# Cunard Calamanda/Coronade



## roadster (Aug 28, 2007)

Anyone any photos of these vessels or any idea what happened to them?


----------



## gdynia (Nov 3, 2005)

Cunard Calamanda as follows

78 IONIAN CARRIER - 87 ODIGITRIA B. - 87 MASTROGIORGIS B. - 95 BUYUK ANA - 01 YU

Broken up in Alang 18.12.01

Cunard Carronade as follows

78 OLYMPIC HISTORY - 87 CHARALAMBOS B. - 89 CHARALAMBOS - 90 CHARALAMBOS B. - 95 MERYEM ANA

Broken up in Alang 19.03.02


----------



## exsailor (Dec 18, 2005)

Photo of 'Calamanda' at http://www.schiffspost.com/flotte_c07.htm
Click right arrow for photo of 'Carrnade' and other Cunard bulkers.

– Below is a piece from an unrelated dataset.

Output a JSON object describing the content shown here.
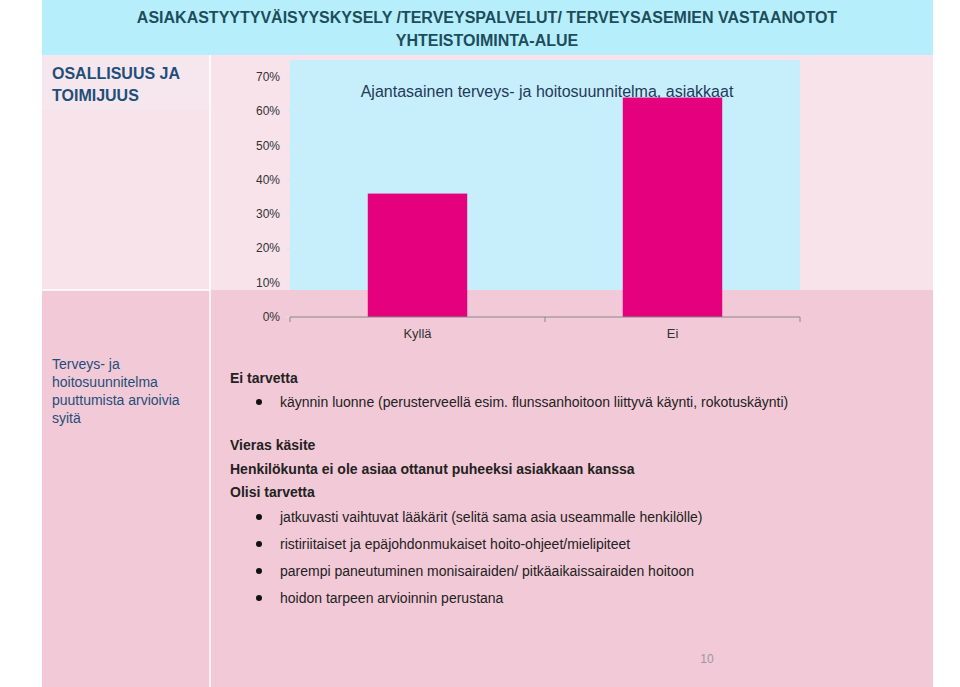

For the Cunard reefer boys - same link then click left to Page 4 for a photo of 'Carmania' (ex 'Orange' - one of my old ships) with Cunard funnel, then click to Page 3 for 'Carinthia'. Scroll down that page and see 4 reefers laid-up at Birkenhead.

Regards,
Dennis.


----------



## Flixtonian (Aug 20, 2008)

I sailed on Aeneas (ex Cunard Carronade) in `84/85 as 2/0, whilst she was operated by TMA of Monaco. I think she was Spanish built, and one of a series of 6? We traded mainly from Antwerp into the Great Lakes, steel inbound, grain out.
Good strong ship.


----------